Generally, the fewer categories or dimensions you have, the less accurate your predictions will be. If you are deciding which candidate to hire, and you only consider two dimensions, then you won’t make as good decisions as someone who considers seven dimensions.
Management is so complex that even seven dimensions are not that predictive. As long as management theory is based on a low number of dimensions it will be of limited value. AI will be able to deal with vast numbers of dimensions and easily develop new abstractions. It will handle the complexity of management better than we can, although it may be hard to understand why it is doing what it does.

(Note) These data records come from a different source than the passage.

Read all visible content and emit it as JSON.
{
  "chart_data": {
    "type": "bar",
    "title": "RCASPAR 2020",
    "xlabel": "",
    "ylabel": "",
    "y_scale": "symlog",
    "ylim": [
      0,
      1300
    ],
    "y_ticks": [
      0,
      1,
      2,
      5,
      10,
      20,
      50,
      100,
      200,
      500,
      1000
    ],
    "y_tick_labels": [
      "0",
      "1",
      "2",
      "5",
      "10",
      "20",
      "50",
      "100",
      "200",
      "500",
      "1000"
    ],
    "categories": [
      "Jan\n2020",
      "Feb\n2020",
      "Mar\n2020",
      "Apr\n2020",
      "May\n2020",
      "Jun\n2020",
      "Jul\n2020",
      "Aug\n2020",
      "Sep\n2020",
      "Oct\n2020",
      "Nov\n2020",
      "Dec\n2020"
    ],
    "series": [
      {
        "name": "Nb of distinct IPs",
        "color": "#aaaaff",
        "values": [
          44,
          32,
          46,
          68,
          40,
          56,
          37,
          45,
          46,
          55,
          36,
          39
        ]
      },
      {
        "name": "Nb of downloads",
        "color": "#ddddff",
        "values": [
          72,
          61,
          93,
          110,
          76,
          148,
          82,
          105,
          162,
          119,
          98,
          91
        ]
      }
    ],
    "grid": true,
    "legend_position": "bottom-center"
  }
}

I admit I quietly slipped from the word “abstractions” to “dimensions”. Dimensions in the world of management might be “the degree of centralization” or “the degree of task interdependence”. Centralization and task interdependence are, of course, abstractions. In management, we bump into cloud objects no matter where we turn. An abstraction where we can distinguish high from low can be used as a dimension.
Advice for Scientists
For academics creating a science of management, the mathematics of machine learning may provide a kind of microscope to investigate concepts more concretely. Dive into these learning mechanisms to see what they teach us about abstractions and compression. Be the person known for muttering, “The secret lies in the latent space.” Not only may we come to better understand the cloud objects we discuss in management, we may discover new abstractions that are more precise and powerful.

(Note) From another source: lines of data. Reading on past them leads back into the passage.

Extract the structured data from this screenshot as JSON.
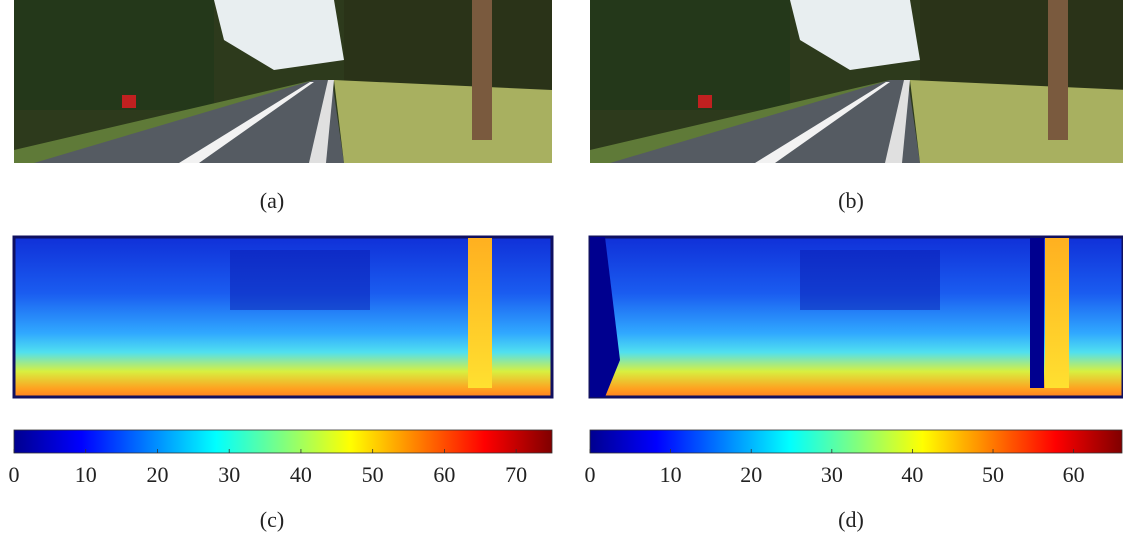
{
  "panels": [
    {
      "label": "(a)"
    },
    {
      "label": "(b)"
    },
    {
      "label": "(c)"
    },
    {
      "label": "(d)"
    }
  ],
  "colorbars": [
    {
      "lim": [
        0,
        75
      ],
      "ticks": [
        0,
        10,
        20,
        30,
        40,
        50,
        60,
        70
      ]
    },
    {
      "lim": [
        0,
        66
      ],
      "ticks": [
        0,
        10,
        20,
        30,
        40,
        50,
        60
      ]
    }
  ]
}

Advice for Engineers & Practitioners
Practical managers who were never exposed to the rigour of science and engineering probably never fretted once about cloud objects. They knew the world seemed fuzzy and they didn’t particularly care. For those unfortunate managers trained in science or engineering who expected to find a solid foundation in management theory, the advice is to forget those dreams. Like Joni Mitchell, it’s only clouds' illusions you’ll recall; you really can’t know clouds at all.

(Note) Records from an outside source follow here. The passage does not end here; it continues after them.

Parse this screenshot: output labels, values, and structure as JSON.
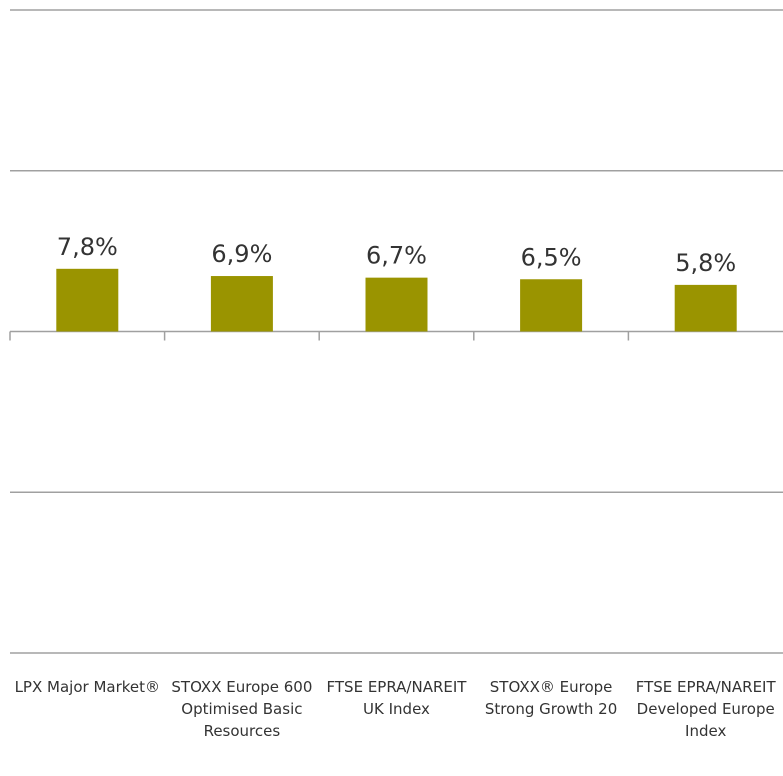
{
  "chart_data": {
    "type": "bar",
    "categories": [
      "LPX Major Market®",
      "STOXX Europe 600 Optimised Basic Resources",
      "FTSE EPRA/NAREIT UK Index",
      "STOXX® Europe Strong Growth 20",
      "FTSE EPRA/NAREIT Developed Europe Index"
    ],
    "values": [
      7.8,
      6.9,
      6.7,
      6.5,
      5.8
    ],
    "value_labels": [
      "7,8%",
      "6,9%",
      "6,7%",
      "6,5%",
      "5,8%"
    ],
    "color": "#9a9400",
    "ylim": [
      -40,
      40
    ],
    "yticks": [
      -40,
      -20,
      0,
      20,
      40
    ],
    "grid": true
  }
}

Perhaps the key is discovering the abstractions that happen to be useful to your situation at a particular moment. Have you ever seen a wise, experienced manager look at a situation and say something completely out of the blue such as “There are two approaches, the looking inward approach and the looking outward approach”? They had never used that concept before; however the wise manager was able to invent it on the fly. An AI may be a useful partner in inventing fresh management frameworks that help make sense of a unique situation. So, with folk wisdom, we had AI searching through existing frameworks to provide insight. With this new “abstraction first” approach, we will ask AIs to invent a new framework tuned to the situation—and this is beginning to sound like Taleb’s fractal localism.